O que é o “passaporte de imunidade”?

Por Isabel do Nascimento Gonçalves e Matheus Valencia

Fonte: https://passageirodeprimeira.com/passaporte-da-imunidade-sera-que-precisaremos-de-um-novo-documento-para-viajar

A crise promovida pelo novo coronavírus prevê para os próximos anos intensas mudanças no que estudamos e compreendemos por economia...

A crise promovida pelo novo coronavírus prevê para os próximos anos intensas mudanças no que estudamos e compreendemos por economia. Novas regras nas relações comerciais entre países deverão ser instauradas, hábitos de consumo da população sofrerão alterações irreversíveis e o peso do Estado frente ao mercado colocará em exercício a força da máquina estatal ao responder o suplício de empresas flertando com a falência. Grandes choques econômicos vivenciados pela humanidade ao decorrer da história resultaram, não só em uma herança de mágoas, mas também de mudanças, e empresários descrentes procuram hoje amenizar a iminente degeneração de suas riquezas indo de encontro a soluções duvidosas que transparecem a irresponsabilidade humana.

Inviabilizado pela Organização Mundial da Saúde (OMS) , o “passaporte de imunidade” é um conceito historicamente propagado que, em solo brasileiro, instalou-se durante os surtos de Febre Amarela ocorridos no século XIX, de acordo com o doutor em virologia, Atila Iamarino. Escravos e imigrantes infectados recebiam status de imunidade assim que se recuperavam da doença, e seus donos, afetados pelo mau andamento do engenho, obrigava-os a retornarem às condições insalubres do trabalho forçado. A mesma falta de conhecimento que, há duzentos anos, provocou o surgimento de inúmeros surtos por toda a costa brasileira e a morte de mais de 10 mil indivíduos, encaminha hoje a humanidade para um encontro com o passado.

Numa tentativa inerente às políticas de isolamento, o Centro Alemão de Pesquisa de Infecções realizou um estudo com mais de 100 mil voluntários com o intuito de registrar a recuperação de pacientes já infectados. A ideia focava em projetar cenários em que voluntários analisados, caso recuperados, receberiam a permissão de retornar a rotina de trabalho, realizando funções cotidianas em suas respectivas empresas. Jonathan Ashworth, membro do parlamento inglês, ao apoiar a intenção alemã disse estar disposto a aprender com a abordagem tomada pelo país, ressaltando a importância da realização de testes e do rastreamento dos infectados. Todavia, ressurgindo como uma alternativa promissora, o passaporte de imunidade encontra obstáculos científicos e, principalmente, éticos em sua execução.
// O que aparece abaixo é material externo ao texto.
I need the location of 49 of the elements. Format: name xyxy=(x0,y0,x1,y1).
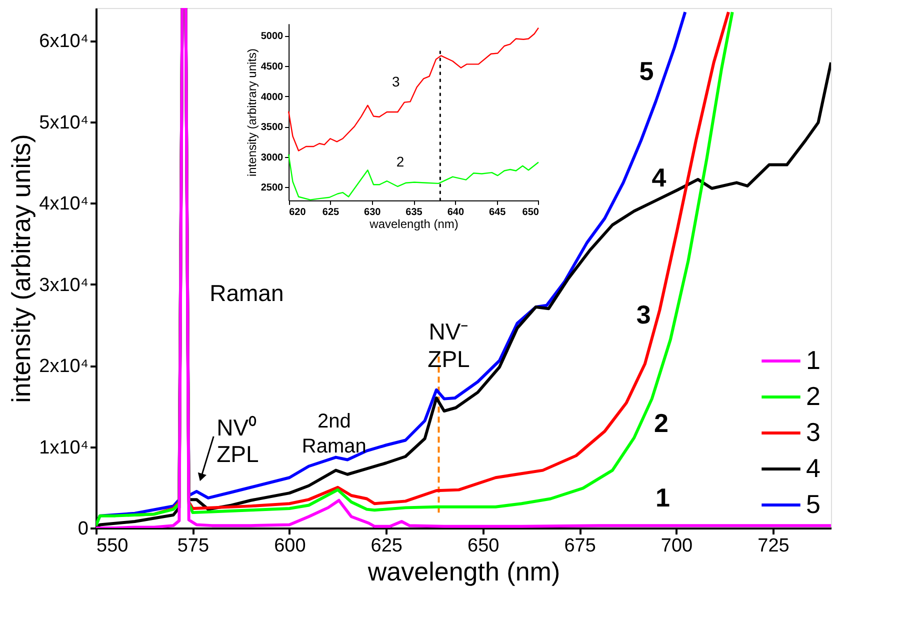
text: 3 xyxy=(636,299,651,330)
legend-label: 2 xyxy=(806,381,820,411)
x-tick-label: 630 xyxy=(364,206,382,218)
y-tick-label: 0 xyxy=(78,518,88,540)
x-tick-label: 575 xyxy=(177,536,210,556)
text: 5 xyxy=(639,56,654,86)
x-tick-label: 625 xyxy=(322,206,340,218)
x-tick-label: 625 xyxy=(370,536,402,556)
x-tick-label: 620 xyxy=(289,206,306,218)
y-tick-label: 5x10⁴ xyxy=(39,112,88,134)
text: 1 xyxy=(655,482,670,512)
x-tick-label: 600 xyxy=(274,536,306,556)
annotation: 2 xyxy=(396,153,404,170)
y-axis-title: intensity (arbitray units) xyxy=(6,134,36,403)
y-tick-label: 4x10⁴ xyxy=(39,194,88,214)
y-tick-label: 4000 xyxy=(260,92,284,103)
line-series xyxy=(288,27,540,152)
annotation: 2nd Raman xyxy=(302,410,366,458)
x-tick-label: 650 xyxy=(467,536,500,556)
x-axis-title: wavelength (nm) xyxy=(368,216,458,231)
x-tick-label: 725 xyxy=(758,536,790,556)
y-tick-label: 2500 xyxy=(260,182,284,194)
legend-label: 5 xyxy=(806,489,820,519)
y-tick-label: 3500 xyxy=(260,122,284,134)
x-tick-label: 635 xyxy=(406,206,423,218)
text: 2 xyxy=(654,408,668,438)
legend-label: 3 xyxy=(806,417,820,447)
text: 4 xyxy=(652,162,666,193)
y-tick-label: 4500 xyxy=(260,61,284,72)
annotation: 3 xyxy=(392,73,400,90)
y-tick-label: 6x10⁴ xyxy=(39,31,88,52)
y-tick-label: 2x10⁴ xyxy=(39,356,88,377)
legend-label: 1 xyxy=(806,345,820,375)
y-tick-label: 1x10⁴ xyxy=(39,437,88,458)
y-tick-label: 3x10⁴ xyxy=(39,274,88,296)
y-tick-label: 3000 xyxy=(260,152,284,164)
annotation: Raman xyxy=(210,280,284,306)
x-tick-label: 645 xyxy=(488,206,506,218)
x-axis-title: wavelength (nm) xyxy=(366,556,560,586)
x-tick-label: 550 xyxy=(96,536,128,556)
x-tick-label: 640 xyxy=(447,206,464,218)
annotation: NV⁰ ZPL xyxy=(216,414,259,467)
legend-label: 4 xyxy=(806,453,820,483)
x-tick-label: 650 xyxy=(522,206,540,218)
y-tick-label: 5000 xyxy=(260,31,284,42)
annotation: NV⁻ ZPL xyxy=(428,318,470,372)
x-tick-label: 700 xyxy=(660,536,693,556)
x-tick-label: 675 xyxy=(564,536,596,556)
y-axis-title: intensity (arbitrary units) xyxy=(244,48,259,177)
Fonte: https://www.nsctotal.com.br/colunistas/estela-benetti/coronavirus-passaporte-de-imunidade-testes-em-massa-mascaras-planos-para_

A corrida iniciada por insumos médicos em todo mundo revelou não só a falta de leitos hospitalares como também a escassez de testes rápidos para detecção do vírus. O Ministério da Saúde estimou em março que os casos confirmados em nosso país equivalem a menos de 15% da existência verídica de pessoas contaminadas no país, portanto, os dados hoje revelam um cenário falso e muito distante da realidade. Tamanha sub notificação clama pela necessidade de testagens recorrentes na população, o exercício de gerenciar o aumento de casos permite ao Governo Federal instaurar novas medidas públicas de contenção e impedir o surgimento de novos surtos remotos. Porém, esse parece ser um cenário distante no contexto brasileiro atual, visto que as incertezas sobre os dados disponibilizados acarretam em dúvidas a respeito da permanência do isolamento e o afastamento dos postos de trabalho.

O dilema do passaporte enfrenta, dessa forma, sua inviabilidade a partir da carência de recursos hospitalares. Unido a isso, a concepção de que os contaminados por uma doença, como a COVID-19, uma vez curados, estariam imunes à enfermidade podendo circular livremente é tão atraente como inventiva. Um estudo conduzido pelo Centro de Controle e Preservação de Doenças (CDC) apontou que indivíduos contaminados pelo Sars-CoV-1, um vírus análogo ao causador atual da pandemia, revelaram uma imunidade estimada em apenas três anos após recuperação efetiva. Atualmente, cientistas de todo o mundo conduzem estudos para entender como nosso sistema imunológico responde à doença e, utilizando o princípio da precaução, afirmam que a incerteza não deve promover ações precipitadas que colocariam em risco a vida dos trabalhadores.

Conforme dito anteriormente, o conceito de passaporte de imunidade é cercado de diversos problemas que vão além de sua efetividade. Uma das questões que deve ser levada em consideração é a precisão dos testes que dizem se uma pessoa produz anticorpos suficientes. Além disso, um artigo publicado por dois cientistas americanos demonstra os riscos enfrentados pelo sistema de saúde do país que adotar essa medida, já que não só há a possibilidade de pessoas adquirirem esses passaportes sem possuírem a imunidade necessária, como também pode encorajar indivíduos a se contaminarem para adquirirem o mesmo, ambos os fatores podem acarretar no colapso do sistema de saúde das nações emissoras e a consecutiva falta de testes.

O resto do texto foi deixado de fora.